Равви. Нашёлся, слава Богу… Или напрасно? Совсем запутался.
– Это я, Илья!
– Иди сюда.
– Здесь полно змей.
– Не бойся.
Я пошёл на голос. Он сидел возле огромного белого камня, облокотившись на него, низко опустив голову, так что я не видел его лица.
– Я думал, ты совсем ушёл, – сказал я, пристраиваясь рядом.
– Где все? – спросил он глухим полушёпотом.
– Дрыхнут без задних ног.
– А ты что же?
– Бессонница. А что ты здесь…
Я не договорил. Он поднял голову, и я увидел его искажённое мукой лицо, дрожащие губы и глаза, полные отчаяния и невыразимой боли. Что-то оборвалось у меня внутри.
– Что случилось? – спросил я почему-то шёпотом.
– Настал момент истины. – Его голос задрожал, пальцы переплелись, издав жалобный хруст. – Вот, значит, для чего ты здесь: чтобы я не остался один в мой самый страшный час… Побудь со мной, друг… Мне страшно… – Он закрыл лицо ладонями. – Я боюсь не смерти, а мучений… Боюсь не выдержать… Ведь я обычный человек.
– Ты – особенный, – возразил я, чувствуя, как начинает колотиться сердце и дрожать поджилки. – Ты не такой, как другие.
– Ерунда… Я человек, как все, из плоти и крови. И я так до конца и не понял, почему выбран именно я…
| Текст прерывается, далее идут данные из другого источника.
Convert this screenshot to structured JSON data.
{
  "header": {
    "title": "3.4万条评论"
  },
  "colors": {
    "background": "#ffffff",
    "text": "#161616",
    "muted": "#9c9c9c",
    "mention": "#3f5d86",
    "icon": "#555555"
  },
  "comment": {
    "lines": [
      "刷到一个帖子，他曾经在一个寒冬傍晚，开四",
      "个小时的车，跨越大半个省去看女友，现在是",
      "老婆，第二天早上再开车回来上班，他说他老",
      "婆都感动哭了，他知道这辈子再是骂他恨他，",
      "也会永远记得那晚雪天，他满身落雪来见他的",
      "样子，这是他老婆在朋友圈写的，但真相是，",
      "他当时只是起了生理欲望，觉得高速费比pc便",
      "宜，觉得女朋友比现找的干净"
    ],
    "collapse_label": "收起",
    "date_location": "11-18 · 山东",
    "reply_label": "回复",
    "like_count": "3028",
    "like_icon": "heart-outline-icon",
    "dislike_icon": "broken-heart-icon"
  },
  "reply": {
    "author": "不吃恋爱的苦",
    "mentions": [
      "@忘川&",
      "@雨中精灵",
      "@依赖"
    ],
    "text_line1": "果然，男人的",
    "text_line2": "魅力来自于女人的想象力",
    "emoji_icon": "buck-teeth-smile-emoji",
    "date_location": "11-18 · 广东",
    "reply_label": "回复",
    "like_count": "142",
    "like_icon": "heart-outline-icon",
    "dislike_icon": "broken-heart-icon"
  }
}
– Потому что ты лучший, – прошептал я сквозь стиснутые зубы. – Кто бы ещё согласился пожертвовать всем ради человечества – тёмного, слабого, неблагодарного, несовершенного? За то, чтобы через пару тысяч лет люди пили, ели, спали, предавали, изобретали новое оружие, уничтожали друг друга снова и снова… Оно того не стоит, поверь… Беги, пока не поздно.
– Перестань, – сказал он укоризненно. – Ты говоришь неправду. И прекрасно это понимаешь. Оно того стоит…
Перед моими глазами проплыли вдруг светлой чередой мама, папа, бабушка, Сашка с котёнком, старенький священник сельской церкви, Магда в сногсшибательном бикини, Магдалин в венке из лилий, дымящий сигаретой шеф Вася, секретарша Марина, главбух Моисевна, даже Толик Белозерцев со свежим анекдотцем на устах, старушки на лавочке у подъезда, играющие во дворе дети…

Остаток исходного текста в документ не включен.